Ginnie is now the Senior Operations Manager for Community Living. She figures in one way or another, she has helped open and support all 27 Fraser Supervised Living homes.

In 1979, Ginnie began her career as a direct support professional, then known as a weekend live-in house counselor in our first group homes. The homes were then called the Muriel Humphrey Residences.

Ginnie was working at what would become U.S. Bank in the human resources department, but decided she wanted a part-time job on the weekends. She saw a newspaper ad for the Fraser position.

“I felt like I wanted a job in social services, and I knew I wanted a job that was meaningful,” Ginnie says.

She quickly learned she loved working with the individuals in the group homes. At the time, there were just three homes with 12 individuals living in each home. It was easy to host group activities that allowed people to socialize.

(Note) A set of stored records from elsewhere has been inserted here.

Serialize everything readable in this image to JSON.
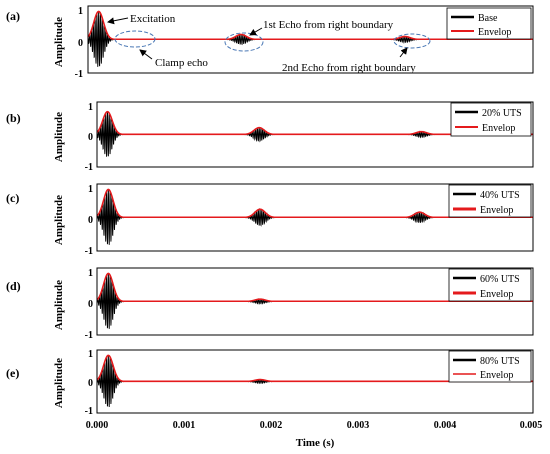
{
  "figure": {
    "xlabel": "Time (s)",
    "xticks": [
      "0.000",
      "0.001",
      "0.002",
      "0.003",
      "0.004",
      "0.005"
    ],
    "xlim": [
      0,
      0.005
    ],
    "colors": {
      "signal": "#000000",
      "envelope": "#e41a1c",
      "ellipse": "#4a78b5",
      "frame": "#000000"
    }
  },
  "chart_data": [
    {
      "type": "line",
      "panel_label": "(a)",
      "ylabel": "Amplitude",
      "ylim": [
        -1,
        1
      ],
      "yticks": [
        "1",
        "0",
        "-1"
      ],
      "grid": false,
      "legend_position": "top-right",
      "series": [
        {
          "name": "Base",
          "color": "#000000",
          "role": "signal"
        },
        {
          "name": "Envelop",
          "color": "#e41a1c",
          "role": "envelope"
        }
      ],
      "excitation": {
        "center": 0.00012,
        "amplitude": 0.95
      },
      "echoes": [
        {
          "center": 0.00172,
          "amplitude": 0.17
        },
        {
          "center": 0.00356,
          "amplitude": 0.1
        }
      ],
      "annotations": [
        "Excitation",
        "Clamp echo",
        "1st Echo from right boundary",
        "2nd Echo from right boundary"
      ]
    },
    {
      "type": "line",
      "panel_label": "(b)",
      "ylabel": "Amplitude",
      "ylim": [
        -1,
        1
      ],
      "yticks": [
        "1",
        "0",
        "-1"
      ],
      "grid": false,
      "legend_position": "top-right",
      "series": [
        {
          "name": "20% UTS",
          "color": "#000000",
          "role": "signal"
        },
        {
          "name": "Envelop",
          "color": "#e41a1c",
          "role": "envelope"
        }
      ],
      "excitation": {
        "center": 0.00012,
        "amplitude": 0.8
      },
      "echoes": [
        {
          "center": 0.00186,
          "amplitude": 0.24
        },
        {
          "center": 0.00372,
          "amplitude": 0.1
        }
      ]
    },
    {
      "type": "line",
      "panel_label": "(c)",
      "ylabel": "Amplitude",
      "ylim": [
        -1,
        1
      ],
      "yticks": [
        "1",
        "0",
        "-1"
      ],
      "grid": false,
      "legend_position": "top-right",
      "series": [
        {
          "name": "40% UTS",
          "color": "#000000",
          "role": "signal"
        },
        {
          "name": "Envelop",
          "color": "#e41a1c",
          "role": "envelope"
        }
      ],
      "excitation": {
        "center": 0.00013,
        "amplitude": 0.95
      },
      "echoes": [
        {
          "center": 0.00187,
          "amplitude": 0.28
        },
        {
          "center": 0.0037,
          "amplitude": 0.18
        }
      ]
    },
    {
      "type": "line",
      "panel_label": "(d)",
      "ylabel": "Amplitude",
      "ylim": [
        -1,
        1
      ],
      "yticks": [
        "1",
        "0",
        "-1"
      ],
      "grid": false,
      "legend_position": "top-right",
      "series": [
        {
          "name": "60% UTS",
          "color": "#000000",
          "role": "signal"
        },
        {
          "name": "Envelop",
          "color": "#e41a1c",
          "role": "envelope"
        }
      ],
      "excitation": {
        "center": 0.00013,
        "amplitude": 0.95
      },
      "echoes": [
        {
          "center": 0.00187,
          "amplitude": 0.08
        }
      ]
    },
    {
      "type": "line",
      "panel_label": "(e)",
      "ylabel": "Amplitude",
      "ylim": [
        -1,
        1
      ],
      "yticks": [
        "1",
        "0",
        "-1"
      ],
      "grid": false,
      "legend_position": "top-right",
      "series": [
        {
          "name": "80% UTS",
          "color": "#000000",
          "role": "signal"
        },
        {
          "name": "Envelop",
          "color": "#e41a1c",
          "role": "envelope"
        }
      ],
      "excitation": {
        "center": 0.00013,
        "amplitude": 0.95
      },
      "echoes": [
        {
          "center": 0.00187,
          "amplitude": 0.07
        }
      ]
    }
  ]
}
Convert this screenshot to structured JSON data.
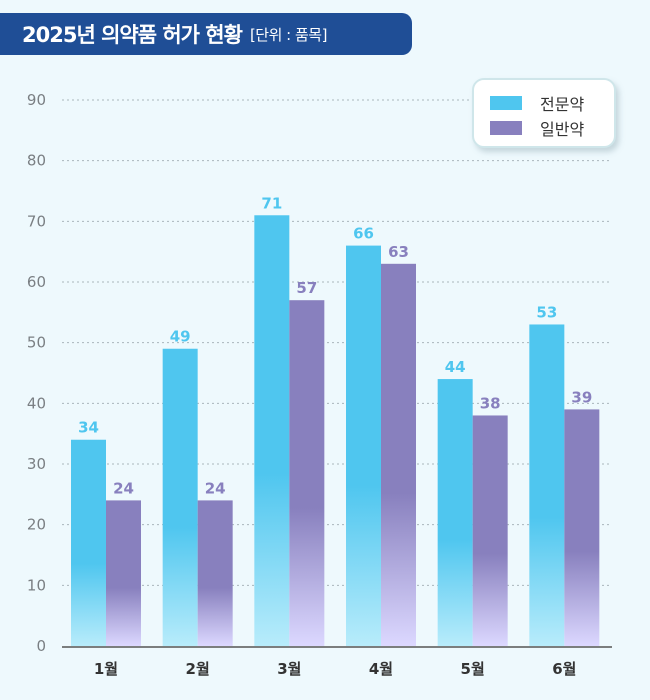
{
  "header": {
    "title": "2025년 의약품 허가 현황",
    "unit": "[단위 : 품목]"
  },
  "colors": {
    "title_bg": "#1f4e96",
    "series_prescription": "#4fc6ef",
    "series_otc": "#8880be",
    "background": "#eef9fd"
  },
  "chart_data": {
    "type": "bar",
    "title": "2025년 의약품 허가 현황",
    "unit": "[단위 : 품목]",
    "categories": [
      "1월",
      "2월",
      "3월",
      "4월",
      "5월",
      "6월"
    ],
    "series": [
      {
        "name": "전문약",
        "color": "#4fc6ef",
        "values": [
          34,
          49,
          71,
          66,
          44,
          53
        ]
      },
      {
        "name": "일반약",
        "color": "#8880be",
        "values": [
          24,
          24,
          57,
          63,
          38,
          39
        ]
      }
    ],
    "y_ticks": [
      "0",
      "10",
      "20",
      "30",
      "40",
      "50",
      "60",
      "70",
      "80",
      "90"
    ],
    "ylim": [
      0,
      90
    ],
    "grid": true,
    "legend_position": "top-right"
  }
}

The staff held an annual picnic at the homes for family and friends. Ginnie remembers how special it was speaking with Jean Fraser, Louise Whitbeck Fraser’s daughter, at a picnic. Jean was hearing impaired and working with her led Louise to teach other children with special needs.

It was at a picnic that Ginnie met Muriel Humphrey. She says Muriel was honored to have the group homes named after her. Muriel was the wife of former Minnesota Senator and Vice President Hubert Humphrey and a politician in her own right.

The Humphreys were instrumental in getting the homes built. After their granddaughter Vicky was born with Down syndrome, they became advocates for people with special needs. Vicky attended Fraser School®, and the Humphreys became lifelong supporters of Fraser.

In 1981, Ginnie was hired as a full-time live-in counselor. Just a year later, she became a program coordinator at the homes. During the early ’90s, she wrote the policy manual for our residential program.

Then in 1995, a state policy change required that group homes must be smaller, four-person homes. In just six months, Ginnie helped find and furnish nine new homes and move the 36 individuals into their new residences.

As her position evolved over the years, so too has her view on life. Ginnie has learned building and nurturing our relationships is crucial to our quality of life. Through her work in Supervised Living, she has helped support many individual’s relationships with parents, siblings, friends and significant others.

Over the years, Fraser has supported several long-term goal-planning programs for individuals. Through one program, Ginnie worked with a woman who set a goal to learn more independent living skills so that she could get married. The young woman married her boyfriend, and they moved in together. Ginnie was happy to help her achieve her dreams.

Ginnie says people sometimes ask her why she has stayed at Fraser. She admits she doesn’t like change, but there are many other reasons she has stayed at Fraser for 40 years.

“It is the people and the friendships I’ve developed at my job,” Ginnie says. “What I also appreciate about Fraser is that it’s so diversified and so committed to growing and improving.”

Ginnie says she has no plans to leave Fraser anytime soon.